As previously noted, the trial court is in a far better position than this court, having actually seen the testimony before it, to gauge the credibility of the witnesses. We will not disturb the trial court's finding in this regard. Mr. Elias testified as to the purchase price or replacement cost for the thirty-seven pieces of jewelry, totaling $86,225, as well as a few other items that were stolen or damaged during the burglary. We have no basis for disturbing the trial court's judgment with respect to this portion of the trial court's award, as there was some competent, credible evidence as presented by the victims.

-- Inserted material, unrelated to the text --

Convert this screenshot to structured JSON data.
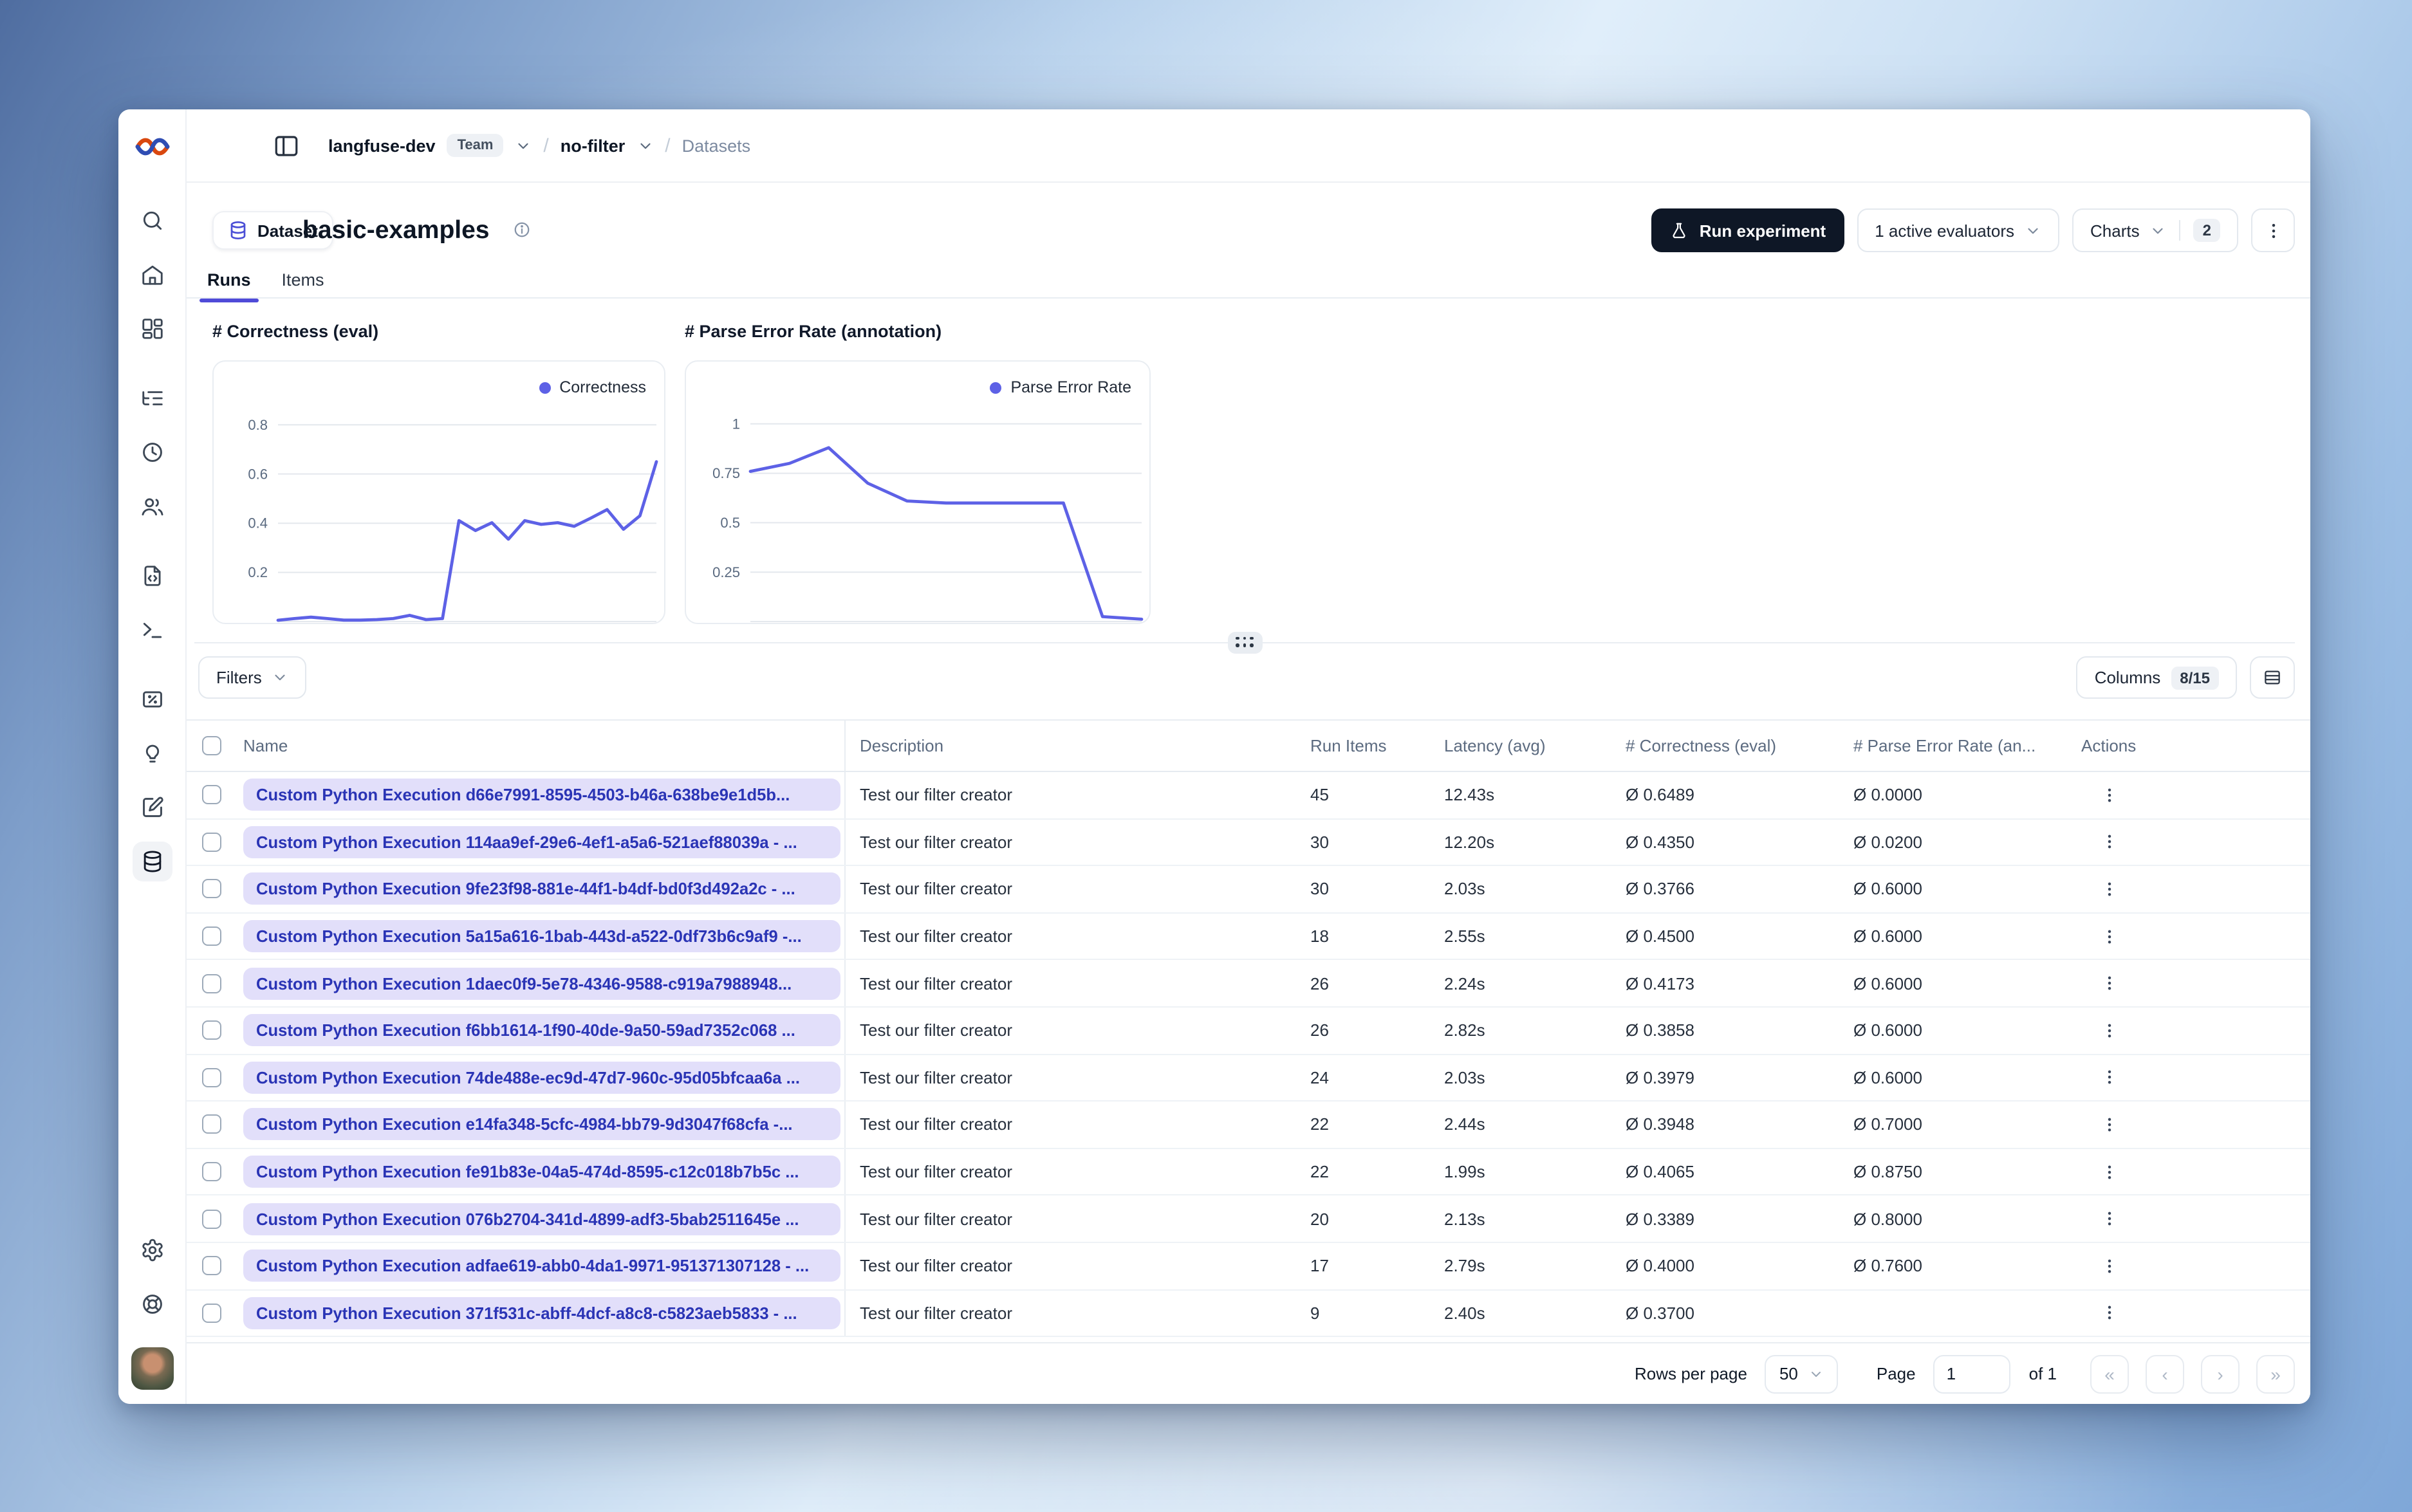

Notwithstanding our refusal to reverse the trial court's acceptance of Mr. Elias' testimony, we are troubled by the trial court's judgment ordering appellant to pay the victims restitution in a total amount of $180,275. We have absolutely no idea how the trial court arrived at this figure. By way of example, the trial court ordered appellant to pay restitution to Lisa Elias in the amount of $177,200, presumably to replace the total amount of jewelry stolen by appellant on August 19, 1996. Even if the trial court accepted the uncontroverted testimony of Mr. Auletta as to the appraised value of some of the items of jewelry, $79,725 (not including the antique watch valued at between $6,000 to $10,000), and the trial court further accepted Mr. Elias' testimony that an additional $86,225 worth of jewelry was stolen, the total of these amounts is short of the $177,200 referenced in the trial court's restitution order. We note that some of this confusion may have been caused by the state representing in closing arguments that Mr. Auletta appraised property totaling "$84,975" excluding the watch that "he priced at $6,000 to $10,000." We have totaled the jewelry appraised by Mr. Auletta and it does not equal $84,975. In the same vein, this court has no idea how the trial court arrived at the $1,725 figure payable to "Jay and Lisa Elias," presumably for the damage caused to their home as well as the disappearance of other personal effects attributed to appellant's crimes. We further question the award to the victims' insurance company. R.C. 2929.18(A)(1) states that "[t]he court shall not require an offender to repay an insurance company for any amounts the company paid on behalf of the offender pursuant to a policy of insurance." Consequently, we do find some merit to appellant's first assignment of error, albeit, not for the reasons necessarily argued in his brief to this court.
Based on the foregoing, we affirm the judgment of the trial court in part, reverse in part and remand for the trial court to provide further clarification and, if needed, correction as to its order of restitution.
JUDGE WILLIAM M. O'NEILL
CHRISTLEY, P.J.,
O'NEILL, J., (Joseph), Ret., Seventh Appellate District, sitting by assignment, concur.